Wahrscheinlich merkt man zum Beispiel lange nicht, wenn man langsamer wird. Meinen Kindern habe ich aufgetragen, mir den Führerschein und die Autoschlüssel abzunehmen, sollte ich nicht selbst merken, dass meine Reaktionsgeschwindigkeit gefährlich nachlässt. Dies sei am Rande bemerkt.
Um das Langsamwerden so lange wie möglich hinauszuzögern, konstruiere ich immer wieder extreme Stresssituationen und freue mich nach erfolgreicher Bewältigung wie eine Schneekönigin, dass ich nach wie vor ein flottes Tempo vorlege (wenn ich will). Auch das nächtelange Durchmachen funktioniert bestens.
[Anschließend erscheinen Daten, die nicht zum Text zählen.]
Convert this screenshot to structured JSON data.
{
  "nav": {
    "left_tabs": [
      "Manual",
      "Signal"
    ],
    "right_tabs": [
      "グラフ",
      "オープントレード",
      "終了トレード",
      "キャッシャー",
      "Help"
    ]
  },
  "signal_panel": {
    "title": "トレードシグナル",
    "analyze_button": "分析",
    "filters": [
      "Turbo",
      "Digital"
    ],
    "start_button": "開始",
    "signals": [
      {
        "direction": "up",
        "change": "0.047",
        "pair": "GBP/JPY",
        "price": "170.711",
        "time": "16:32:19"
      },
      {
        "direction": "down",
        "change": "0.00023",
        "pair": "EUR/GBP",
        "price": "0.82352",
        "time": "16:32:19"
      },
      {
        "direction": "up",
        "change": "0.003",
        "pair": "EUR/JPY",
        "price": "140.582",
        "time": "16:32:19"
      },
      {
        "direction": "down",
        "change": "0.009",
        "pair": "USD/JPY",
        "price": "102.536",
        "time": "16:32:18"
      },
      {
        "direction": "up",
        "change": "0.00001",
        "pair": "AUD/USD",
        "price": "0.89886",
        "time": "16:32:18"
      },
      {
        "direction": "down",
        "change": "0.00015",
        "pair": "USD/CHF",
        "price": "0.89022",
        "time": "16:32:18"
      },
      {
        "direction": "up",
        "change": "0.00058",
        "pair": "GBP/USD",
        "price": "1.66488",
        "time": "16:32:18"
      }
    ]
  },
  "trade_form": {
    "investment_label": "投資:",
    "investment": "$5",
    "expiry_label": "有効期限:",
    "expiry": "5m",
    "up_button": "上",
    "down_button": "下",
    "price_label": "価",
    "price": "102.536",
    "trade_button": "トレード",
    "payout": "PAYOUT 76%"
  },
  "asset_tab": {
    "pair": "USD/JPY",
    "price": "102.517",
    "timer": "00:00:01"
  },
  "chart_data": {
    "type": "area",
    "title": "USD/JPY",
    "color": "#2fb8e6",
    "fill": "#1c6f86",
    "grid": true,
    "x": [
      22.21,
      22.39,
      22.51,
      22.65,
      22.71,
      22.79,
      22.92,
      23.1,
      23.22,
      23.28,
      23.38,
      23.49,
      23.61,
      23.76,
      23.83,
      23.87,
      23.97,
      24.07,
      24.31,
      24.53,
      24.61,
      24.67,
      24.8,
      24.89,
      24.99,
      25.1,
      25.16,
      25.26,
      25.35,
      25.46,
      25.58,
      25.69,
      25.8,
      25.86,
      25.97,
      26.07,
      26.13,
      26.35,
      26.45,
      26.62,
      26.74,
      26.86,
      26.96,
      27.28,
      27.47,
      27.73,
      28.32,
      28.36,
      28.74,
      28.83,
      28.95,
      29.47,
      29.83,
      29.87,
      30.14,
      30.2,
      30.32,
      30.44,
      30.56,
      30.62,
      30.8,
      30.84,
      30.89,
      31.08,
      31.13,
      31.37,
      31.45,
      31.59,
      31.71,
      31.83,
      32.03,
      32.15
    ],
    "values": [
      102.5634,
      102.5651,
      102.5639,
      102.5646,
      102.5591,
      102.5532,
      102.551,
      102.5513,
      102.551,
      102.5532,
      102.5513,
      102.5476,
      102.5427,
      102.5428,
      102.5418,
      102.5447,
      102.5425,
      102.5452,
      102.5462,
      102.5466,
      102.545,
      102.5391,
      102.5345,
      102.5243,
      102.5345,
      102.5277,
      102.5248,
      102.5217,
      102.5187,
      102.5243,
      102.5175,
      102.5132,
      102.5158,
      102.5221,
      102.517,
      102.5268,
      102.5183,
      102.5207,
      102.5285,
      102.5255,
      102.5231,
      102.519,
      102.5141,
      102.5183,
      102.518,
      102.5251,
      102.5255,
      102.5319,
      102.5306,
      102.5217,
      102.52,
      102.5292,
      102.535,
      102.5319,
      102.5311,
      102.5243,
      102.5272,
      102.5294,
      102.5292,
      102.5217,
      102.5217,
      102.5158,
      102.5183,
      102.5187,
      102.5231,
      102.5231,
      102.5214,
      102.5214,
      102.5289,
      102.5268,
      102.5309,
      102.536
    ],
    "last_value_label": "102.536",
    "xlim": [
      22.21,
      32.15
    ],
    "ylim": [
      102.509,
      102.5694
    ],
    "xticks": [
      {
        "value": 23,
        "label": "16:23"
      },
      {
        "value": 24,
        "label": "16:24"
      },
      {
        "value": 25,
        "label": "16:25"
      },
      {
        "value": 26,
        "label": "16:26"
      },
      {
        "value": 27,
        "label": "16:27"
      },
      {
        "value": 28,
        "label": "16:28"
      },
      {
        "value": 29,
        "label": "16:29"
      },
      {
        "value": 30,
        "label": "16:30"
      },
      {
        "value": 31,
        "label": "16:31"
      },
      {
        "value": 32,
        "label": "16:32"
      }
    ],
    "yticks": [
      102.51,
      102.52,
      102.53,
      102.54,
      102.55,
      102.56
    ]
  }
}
Deshalb tendiere ich wie viele meiner AlterskollegInnen dazu, mich um Jahre bis Jahrzehnte jünger zu fühlen. Meistens. Und dann passieren aber Dinge, die mich zum Nachdenken bringen...
Zum Beispiel, wenn ich einen Verflossenen aus längst vergangenen Tagen nach Ewigkeiten wieder treffe, ihn frage, wie es ihm denn so geht, und als geseufzte Antwort bekomme: "Naja, es muss halt gehen." Huch! Wo ist der Esprit, wo die Lebenslust? Es fällt mir zwar ein, dass ich damals (lang, lang ist's her...) nächtelang auf seine schmerzende, sitzunwillige Wirbelsäule Rücksicht nehmend in Bars rumgestanden bin und sehnsüchtig nach den freien Sitzen geschielt habe. Aber ein Schock ist es trotzdem, wenn man diesem in sich zusammengesunkenen, traurigen alten Mann nachschaut.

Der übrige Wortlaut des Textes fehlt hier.